SOLOPOS.COM - Salah satu cabang Warung Sate Solo Barokah Pak Agus milik warga asal Glagahombo, Blumbang, Klego, Boyolali, Agus Sudarno, di Jakarta. (Istimewa/Agus Sudarno)

Solopos.com, BOYOLALI — Di sebelah selatan Waduk Bade tepatnya di Dukuh Glagahombo, Desa Blumbang, Klego, Boyolali, terdapat perkampungan yang dikenal dengan Kampung Satai. Dinamakan Kampung Satai karena mayoritas penduduknya berjualan satai kambing.

Bukan satai kambing khas Boyolali, warga setempat menggunakan nama satai khas Solo untuk warung mereka di tanah rantau. Diketahui, lebih dari separuh penduduk Glagahombo merantau di Jakarta dan sekitarnya untuk berjualan satai sejak 1960-an.

Promosi Pegadaian Buka Lowongan Pekerjaan Khusus IT, Cek Kualifikasinya

Paguyuban Perantau Ikatan Kerukunan Keluarga Glagahombo (IKKG) mencatat ada ribuan outlet warung satai khas Solo yang dikelola warga Glagahombo Boyolali di Jakarta, Bogor, Depok, Tangerang, dan Bekasi (Jabodetabek).

Ketua IKKG, Sudadi, menjelaskan walaupun penjual satai tersebut berasal dari Boyolali, namun satai mereka lebih dikenal dengan nama satai khas Solo. Hal itu ternyata ada sejarahnya.

“Suatu saat akan kami pikirkan [untuk menggunakan nama Boyolali]. Namun, ada sisi historis. Awal mulanya, sebelum 1960-an itu warga Glagahombo jualan satai dengan cara dipikul di Solo. Kebanyakan mereka berjualan di Solo,” kata dia saat berbincang dengan Solopos.com di Griya Satai IKKG, Glagahombo, Klego, Boyolali, Kamis (18/4/2024).

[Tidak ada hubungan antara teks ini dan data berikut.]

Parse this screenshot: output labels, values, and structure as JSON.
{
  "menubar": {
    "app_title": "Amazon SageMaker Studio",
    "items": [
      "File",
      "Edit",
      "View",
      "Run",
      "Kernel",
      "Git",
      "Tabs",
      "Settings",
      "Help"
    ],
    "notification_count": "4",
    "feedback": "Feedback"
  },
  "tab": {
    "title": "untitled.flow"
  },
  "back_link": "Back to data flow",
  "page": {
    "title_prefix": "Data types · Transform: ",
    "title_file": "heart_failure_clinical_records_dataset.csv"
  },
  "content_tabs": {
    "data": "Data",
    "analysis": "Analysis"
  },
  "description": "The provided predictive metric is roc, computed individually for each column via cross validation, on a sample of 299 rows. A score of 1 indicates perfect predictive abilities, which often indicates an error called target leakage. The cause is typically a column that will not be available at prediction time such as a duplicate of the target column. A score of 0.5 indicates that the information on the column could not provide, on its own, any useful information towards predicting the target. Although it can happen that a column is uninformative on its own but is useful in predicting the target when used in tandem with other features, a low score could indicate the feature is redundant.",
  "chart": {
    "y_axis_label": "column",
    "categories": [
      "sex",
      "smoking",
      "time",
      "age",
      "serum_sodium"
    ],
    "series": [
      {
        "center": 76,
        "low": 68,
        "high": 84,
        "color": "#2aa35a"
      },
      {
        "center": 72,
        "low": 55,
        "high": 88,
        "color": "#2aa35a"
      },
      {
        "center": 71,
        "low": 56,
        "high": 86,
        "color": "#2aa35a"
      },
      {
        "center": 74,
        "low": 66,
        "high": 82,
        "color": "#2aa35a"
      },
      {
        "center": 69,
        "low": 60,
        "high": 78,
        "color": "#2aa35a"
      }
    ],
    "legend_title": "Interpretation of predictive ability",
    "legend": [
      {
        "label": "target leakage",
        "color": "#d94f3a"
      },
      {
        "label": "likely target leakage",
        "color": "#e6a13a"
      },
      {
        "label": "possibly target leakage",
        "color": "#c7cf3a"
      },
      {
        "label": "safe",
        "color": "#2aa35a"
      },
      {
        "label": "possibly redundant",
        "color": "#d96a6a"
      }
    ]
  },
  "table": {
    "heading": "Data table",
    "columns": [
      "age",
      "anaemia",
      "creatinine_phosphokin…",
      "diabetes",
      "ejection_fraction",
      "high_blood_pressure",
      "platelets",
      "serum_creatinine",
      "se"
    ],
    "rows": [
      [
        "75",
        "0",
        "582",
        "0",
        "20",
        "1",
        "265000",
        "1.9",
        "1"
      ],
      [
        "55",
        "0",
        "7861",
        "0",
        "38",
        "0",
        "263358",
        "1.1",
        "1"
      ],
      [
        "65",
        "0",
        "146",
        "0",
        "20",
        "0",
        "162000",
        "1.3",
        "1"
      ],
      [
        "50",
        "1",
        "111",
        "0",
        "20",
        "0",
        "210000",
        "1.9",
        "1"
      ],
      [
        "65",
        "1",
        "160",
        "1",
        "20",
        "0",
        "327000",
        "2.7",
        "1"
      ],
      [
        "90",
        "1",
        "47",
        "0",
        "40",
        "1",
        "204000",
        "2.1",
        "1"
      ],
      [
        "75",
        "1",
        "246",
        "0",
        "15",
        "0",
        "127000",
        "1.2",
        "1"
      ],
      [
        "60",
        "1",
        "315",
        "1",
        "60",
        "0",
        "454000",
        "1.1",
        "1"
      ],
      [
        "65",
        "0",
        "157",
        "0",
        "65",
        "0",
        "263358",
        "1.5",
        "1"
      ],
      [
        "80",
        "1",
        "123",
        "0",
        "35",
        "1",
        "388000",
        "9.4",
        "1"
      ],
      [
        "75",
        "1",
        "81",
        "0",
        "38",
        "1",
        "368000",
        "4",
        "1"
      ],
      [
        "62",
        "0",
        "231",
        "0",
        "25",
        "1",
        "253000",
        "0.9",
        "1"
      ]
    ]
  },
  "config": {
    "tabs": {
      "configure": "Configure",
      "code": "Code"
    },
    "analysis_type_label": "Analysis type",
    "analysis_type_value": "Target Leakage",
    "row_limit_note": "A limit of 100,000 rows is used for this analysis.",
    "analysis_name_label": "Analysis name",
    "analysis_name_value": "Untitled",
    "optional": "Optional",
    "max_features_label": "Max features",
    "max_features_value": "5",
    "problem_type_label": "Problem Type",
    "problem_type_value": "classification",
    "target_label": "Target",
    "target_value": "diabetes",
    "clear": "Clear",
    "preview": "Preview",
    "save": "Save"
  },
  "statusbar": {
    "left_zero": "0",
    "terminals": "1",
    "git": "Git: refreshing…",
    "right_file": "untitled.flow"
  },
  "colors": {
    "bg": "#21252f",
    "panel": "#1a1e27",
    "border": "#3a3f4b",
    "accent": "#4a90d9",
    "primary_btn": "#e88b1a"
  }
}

Pada 1960-an, beberapa warga Glagahombo merantau ke Jakarta untuk berjualan satai. Mereka ditawari pelanggan untuk berjualan satai di Jakarta karena makanan mereka dinilai akan diterima oleh orang banyak di sana. Nama Solo dipakai untuk menandai warung-warung warga Glagahombo.

perantau bakul satai boyolali
Satai kambing khas Solo hasil olahan warga kampung satai Glagahombo, Blumbang, Klego, Boyolali, Kamis (18/4/2024). (Solopos/Ni’matul Faizah)

Dadi mengungkapkan bahkan hingga saat ini masih ada satu-dua orang yang berjualan dengan cara dipikul di wilayah Solo. Sehingga, hal itulah yang menjadikan warung-warung satai milik warga Glagahombo memiliki kata-kata khas Solo.

3 Gelombang Perantau

Lebih lanjut, Dadi menjelaskan gelombang pertama perantau dari Glagahombo yang berjualan satai di Jakarta ada Jumiran, Karto, Saberi, dan Kamyono yang berangka sekitar 1960-an. Sama seperti saat di Solo, mereka berjualan satai pikulan sambil beberapa di antara mereka mencari pangkalan.

Salah satu yang mencari tempat pangkalan adalah Jumiran. Ia akhirnya membuat pangkalan di sekitar Pasar Rumput Minangkabau, Jakarta Selatan. Pangkalan satai dan tongseng Jumiran sangat ramai diserbu pembeli kala itu.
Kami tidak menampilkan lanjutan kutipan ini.